Algerian anarchist organisation

The North African Libertarian Movement (Mouvement Libertaire Nord-Africain; MLNA) was an Algerian anarchist political organisation. Established in 1950 by members of the French Anarchist Federation, in 1954, the organisation affiliated itself with the Libertarian Communist International. The MLNA participated in the Algerian Revolution against French colonialism, collaborating with the National Liberation Front and Algerian National Movement. By 1957, it was suppressed by the French colonial authorities, with its members being killed or interned in concentration camps.

==Establishment==
In the summer of 1950, six local anarchist groups in Algeria and Morocco, each affiliated with the French Anarchist Federation (FA), came together at a meeting in Algiers and established the North African Libertarian Movement (MLNA).
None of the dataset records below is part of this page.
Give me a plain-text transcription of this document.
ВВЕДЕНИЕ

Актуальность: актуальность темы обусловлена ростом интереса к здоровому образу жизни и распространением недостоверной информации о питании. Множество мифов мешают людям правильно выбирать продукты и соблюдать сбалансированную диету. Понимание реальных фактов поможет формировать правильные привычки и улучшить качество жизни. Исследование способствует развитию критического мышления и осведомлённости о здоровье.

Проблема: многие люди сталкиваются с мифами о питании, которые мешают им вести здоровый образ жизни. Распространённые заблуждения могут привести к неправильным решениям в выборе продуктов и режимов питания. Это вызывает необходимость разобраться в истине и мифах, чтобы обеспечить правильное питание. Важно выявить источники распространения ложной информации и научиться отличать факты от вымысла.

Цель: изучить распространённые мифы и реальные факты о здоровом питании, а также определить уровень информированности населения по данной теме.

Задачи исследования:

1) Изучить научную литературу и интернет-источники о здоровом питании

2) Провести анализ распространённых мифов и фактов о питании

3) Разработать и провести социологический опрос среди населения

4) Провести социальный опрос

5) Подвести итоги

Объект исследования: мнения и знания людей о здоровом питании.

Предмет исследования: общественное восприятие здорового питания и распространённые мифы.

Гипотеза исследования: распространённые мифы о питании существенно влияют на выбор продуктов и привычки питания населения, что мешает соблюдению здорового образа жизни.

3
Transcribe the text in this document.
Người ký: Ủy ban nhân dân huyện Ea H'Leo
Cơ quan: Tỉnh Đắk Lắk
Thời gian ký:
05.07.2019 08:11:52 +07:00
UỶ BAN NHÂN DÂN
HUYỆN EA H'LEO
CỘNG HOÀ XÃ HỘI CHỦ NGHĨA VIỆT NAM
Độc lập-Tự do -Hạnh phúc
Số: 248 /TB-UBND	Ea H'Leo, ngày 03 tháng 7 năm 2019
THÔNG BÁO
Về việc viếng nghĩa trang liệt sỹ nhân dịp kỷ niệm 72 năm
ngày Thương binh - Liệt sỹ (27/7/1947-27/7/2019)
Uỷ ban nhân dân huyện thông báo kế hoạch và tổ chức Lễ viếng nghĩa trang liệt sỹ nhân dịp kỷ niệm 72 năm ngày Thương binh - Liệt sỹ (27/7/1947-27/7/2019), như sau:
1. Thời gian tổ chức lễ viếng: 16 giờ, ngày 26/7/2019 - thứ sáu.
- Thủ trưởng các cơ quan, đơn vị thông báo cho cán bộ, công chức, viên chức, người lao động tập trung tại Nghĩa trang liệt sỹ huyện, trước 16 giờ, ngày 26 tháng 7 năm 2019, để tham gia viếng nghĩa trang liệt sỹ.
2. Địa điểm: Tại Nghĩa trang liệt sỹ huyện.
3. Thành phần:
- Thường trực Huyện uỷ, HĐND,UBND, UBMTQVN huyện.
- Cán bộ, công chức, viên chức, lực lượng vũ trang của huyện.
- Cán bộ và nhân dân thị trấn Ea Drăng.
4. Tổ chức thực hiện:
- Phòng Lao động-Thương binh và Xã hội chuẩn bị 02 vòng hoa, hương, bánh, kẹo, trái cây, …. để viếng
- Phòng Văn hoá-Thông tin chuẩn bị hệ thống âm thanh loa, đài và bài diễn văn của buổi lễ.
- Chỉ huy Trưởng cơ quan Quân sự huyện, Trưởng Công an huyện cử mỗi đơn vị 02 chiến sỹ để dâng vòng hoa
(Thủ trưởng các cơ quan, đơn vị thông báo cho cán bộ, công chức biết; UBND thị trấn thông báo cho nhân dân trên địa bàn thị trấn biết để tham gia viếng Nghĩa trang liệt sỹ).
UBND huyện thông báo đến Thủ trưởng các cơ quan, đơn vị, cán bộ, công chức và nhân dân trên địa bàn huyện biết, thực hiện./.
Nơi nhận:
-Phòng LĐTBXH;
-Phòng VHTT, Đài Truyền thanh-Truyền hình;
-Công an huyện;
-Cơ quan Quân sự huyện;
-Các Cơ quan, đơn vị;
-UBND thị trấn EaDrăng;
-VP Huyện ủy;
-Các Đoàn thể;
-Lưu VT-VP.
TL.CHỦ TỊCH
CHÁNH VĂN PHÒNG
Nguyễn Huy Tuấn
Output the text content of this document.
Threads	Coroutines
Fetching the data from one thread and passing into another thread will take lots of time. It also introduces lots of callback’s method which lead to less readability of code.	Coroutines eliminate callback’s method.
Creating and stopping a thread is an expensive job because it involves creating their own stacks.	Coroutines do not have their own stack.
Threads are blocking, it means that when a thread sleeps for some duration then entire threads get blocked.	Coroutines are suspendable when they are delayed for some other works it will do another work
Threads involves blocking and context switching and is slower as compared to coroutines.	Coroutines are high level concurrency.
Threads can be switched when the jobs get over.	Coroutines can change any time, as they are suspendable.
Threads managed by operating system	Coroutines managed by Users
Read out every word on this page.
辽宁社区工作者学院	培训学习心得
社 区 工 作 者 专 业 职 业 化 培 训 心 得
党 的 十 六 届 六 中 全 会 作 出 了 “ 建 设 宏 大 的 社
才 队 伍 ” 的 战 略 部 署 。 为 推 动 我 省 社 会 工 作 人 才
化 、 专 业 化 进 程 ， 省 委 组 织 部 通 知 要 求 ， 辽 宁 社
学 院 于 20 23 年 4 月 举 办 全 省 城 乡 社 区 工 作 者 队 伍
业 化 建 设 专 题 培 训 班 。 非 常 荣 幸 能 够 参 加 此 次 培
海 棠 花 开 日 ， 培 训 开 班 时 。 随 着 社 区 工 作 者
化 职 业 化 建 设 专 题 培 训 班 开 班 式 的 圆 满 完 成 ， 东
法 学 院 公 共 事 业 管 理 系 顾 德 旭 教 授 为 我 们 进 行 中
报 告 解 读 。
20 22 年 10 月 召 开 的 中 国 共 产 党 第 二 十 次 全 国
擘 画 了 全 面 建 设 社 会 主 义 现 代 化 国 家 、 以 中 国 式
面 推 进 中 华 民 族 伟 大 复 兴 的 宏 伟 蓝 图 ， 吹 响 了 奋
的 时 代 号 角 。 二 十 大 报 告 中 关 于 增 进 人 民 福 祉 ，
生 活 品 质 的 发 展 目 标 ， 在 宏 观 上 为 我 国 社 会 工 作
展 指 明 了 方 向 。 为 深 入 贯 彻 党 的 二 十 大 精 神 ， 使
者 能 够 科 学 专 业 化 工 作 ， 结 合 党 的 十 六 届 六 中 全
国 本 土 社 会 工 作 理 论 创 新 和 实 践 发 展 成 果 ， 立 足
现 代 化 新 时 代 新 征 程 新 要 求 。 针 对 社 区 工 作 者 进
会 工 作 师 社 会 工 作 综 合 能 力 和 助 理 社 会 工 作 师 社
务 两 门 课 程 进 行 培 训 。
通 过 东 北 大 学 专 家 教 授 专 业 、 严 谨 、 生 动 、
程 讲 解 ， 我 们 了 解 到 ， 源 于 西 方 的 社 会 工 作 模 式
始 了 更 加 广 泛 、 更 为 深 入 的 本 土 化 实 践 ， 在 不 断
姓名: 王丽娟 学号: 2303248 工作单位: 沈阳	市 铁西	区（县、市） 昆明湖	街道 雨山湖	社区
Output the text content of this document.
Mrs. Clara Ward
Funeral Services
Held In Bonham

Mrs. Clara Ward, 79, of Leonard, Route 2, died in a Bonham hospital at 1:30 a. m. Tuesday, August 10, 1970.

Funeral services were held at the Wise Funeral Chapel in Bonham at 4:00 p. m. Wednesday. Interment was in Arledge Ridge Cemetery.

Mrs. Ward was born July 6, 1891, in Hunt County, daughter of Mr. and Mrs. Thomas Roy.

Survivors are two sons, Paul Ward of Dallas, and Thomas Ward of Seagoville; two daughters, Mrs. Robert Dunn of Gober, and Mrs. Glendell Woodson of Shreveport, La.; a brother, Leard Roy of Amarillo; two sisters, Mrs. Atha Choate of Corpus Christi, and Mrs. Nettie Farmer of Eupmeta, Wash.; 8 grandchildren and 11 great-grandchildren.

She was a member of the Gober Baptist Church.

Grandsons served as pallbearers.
It was initially led by the Algerian teacher Fernand Doukhan, a founding member of the Organisation Thought Battle. In September 1954, Léandre Valéro took over as the organisation's secretary. Its membership was largely made up of European and Jewish anarchists, as well as some native Algerians. One of the known native Algerian militants in the organisation was Derbal Salah, who came from Constantine. In October 1954, the MLNA affiliated with the Libertarian Communist International (ICL).

==Revolution==
Following the outbreak of the Algerian Revolution on 1 November 1954, the MLNA quickly joined the movement for Algerian independence. On 11 November, the organisation published a declaration of support for the revolution in Le Libertaire, the newspaper of the French Libertarian Communist Federation (FCL). The organisation extended "critical support" to Algerian nationalism, while emphasising the differences between its aims from their own revolutionary objectives. It clandestinely distributed copies of Le Libertaire throughout Algeria, collected materiel for the National Liberation Front (FLN), and served as a point of contact between anarchists and the Algerian National Movement (MNA). The MLNA also supplied news about the war in Algeria to the FCL, which also gave "critical support" to Algerian national liberation.

==Suppression==
Throughout the early years of the war in Algeria, the MLNA faced severe political repression by the French colonial authorities. According to Valéro, organisation members were threatened, murdered and interned in concentration camps. In early 1957, MLNA founder Fernand Doukhan was detained and tortured in the Camp de Lodi|Lodi concentration camp, before being forcibly deported from Algeria. By this time, the MLNA had been completely suppressed.